I can see this topic changing rapidly lol, think I need to start a retro gaming thread
LOL.png
but for now... remember Pang as well? That was awesome.
 

Bazzer

Member
I like to see Bigger 20 inch plus under arm surface for drawing etc. And smaller 8 inch for reading etc. Have Pro & RT what nice about RT is no fan and no viruses.
 

MDS

Member
I worked for the Commodore dealer at the time. We had a 5mb hard drive for something like $1795!

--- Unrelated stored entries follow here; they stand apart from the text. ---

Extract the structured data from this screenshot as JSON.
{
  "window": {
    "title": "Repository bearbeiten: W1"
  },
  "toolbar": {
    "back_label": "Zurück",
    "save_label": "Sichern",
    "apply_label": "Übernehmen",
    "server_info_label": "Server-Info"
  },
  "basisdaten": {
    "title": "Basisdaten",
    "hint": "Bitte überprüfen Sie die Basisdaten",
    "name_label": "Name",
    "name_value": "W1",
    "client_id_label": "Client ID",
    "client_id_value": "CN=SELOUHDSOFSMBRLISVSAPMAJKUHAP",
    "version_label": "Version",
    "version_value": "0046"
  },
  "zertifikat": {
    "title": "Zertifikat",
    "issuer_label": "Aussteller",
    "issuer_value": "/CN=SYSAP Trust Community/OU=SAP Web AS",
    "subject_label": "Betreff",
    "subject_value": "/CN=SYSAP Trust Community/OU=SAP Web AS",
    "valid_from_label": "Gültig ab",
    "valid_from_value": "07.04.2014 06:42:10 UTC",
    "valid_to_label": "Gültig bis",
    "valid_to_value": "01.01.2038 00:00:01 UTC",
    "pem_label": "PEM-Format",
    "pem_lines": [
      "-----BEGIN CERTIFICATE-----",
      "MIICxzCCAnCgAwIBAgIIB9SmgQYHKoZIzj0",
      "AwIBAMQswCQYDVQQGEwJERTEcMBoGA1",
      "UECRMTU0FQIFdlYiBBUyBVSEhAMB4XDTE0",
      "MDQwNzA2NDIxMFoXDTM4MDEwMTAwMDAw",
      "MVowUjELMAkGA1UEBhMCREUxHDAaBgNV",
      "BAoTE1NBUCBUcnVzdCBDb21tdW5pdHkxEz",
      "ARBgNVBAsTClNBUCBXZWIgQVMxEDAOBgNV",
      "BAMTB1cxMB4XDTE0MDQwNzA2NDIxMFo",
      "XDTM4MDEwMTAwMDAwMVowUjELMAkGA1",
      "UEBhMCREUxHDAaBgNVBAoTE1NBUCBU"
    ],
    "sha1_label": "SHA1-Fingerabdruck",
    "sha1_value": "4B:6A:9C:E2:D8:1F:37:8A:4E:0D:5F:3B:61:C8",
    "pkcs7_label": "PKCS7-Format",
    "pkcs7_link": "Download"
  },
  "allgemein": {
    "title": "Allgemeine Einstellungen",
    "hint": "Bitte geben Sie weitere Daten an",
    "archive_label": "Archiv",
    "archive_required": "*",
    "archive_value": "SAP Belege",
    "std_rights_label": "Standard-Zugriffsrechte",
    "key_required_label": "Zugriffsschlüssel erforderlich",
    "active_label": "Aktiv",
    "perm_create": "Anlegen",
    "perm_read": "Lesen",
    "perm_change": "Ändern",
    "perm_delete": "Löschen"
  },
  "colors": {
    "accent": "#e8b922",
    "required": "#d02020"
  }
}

Well to take the conversation back to the topic of rethinking Microsoft strategy, which they have stated more or less is to show others how it's done, perhaps they are somewhat depending upon us old timers willingness to pay for a state of the art product. How's that for a run on sentence, bringing it back on-topic and reminiscing at the same time.
 

guymalloc

Member
Solid state hard drive prices remind me of the early hard drive days, they seem expensive, but they're worth the extra cost. I'm wish Microsoft would slow down the progression of the Surfaces a little, so the bigger ssd's wouldn't impact the price as much. I've noticed processor's have seemed to slow in development a little, and it's a good thing. Less problems with compatability, and hardware being able to keep up. I wouldn't have a Surface Pro 1 if Microsoft hadn't pushed the Pro 2 out so fast, 'cause there was no way I was going to spend $1000 on one. But $600, that was more like it. I imagine the Pro 2's will drop once the 3's start to build in quantity, and availability. I don't think Microsoft expected the mad rush for the Surface, they weren't prepared. Apple does the opposite, it mass produces new products, and then saturates the market at release, thus keeping the competition trying to keep up.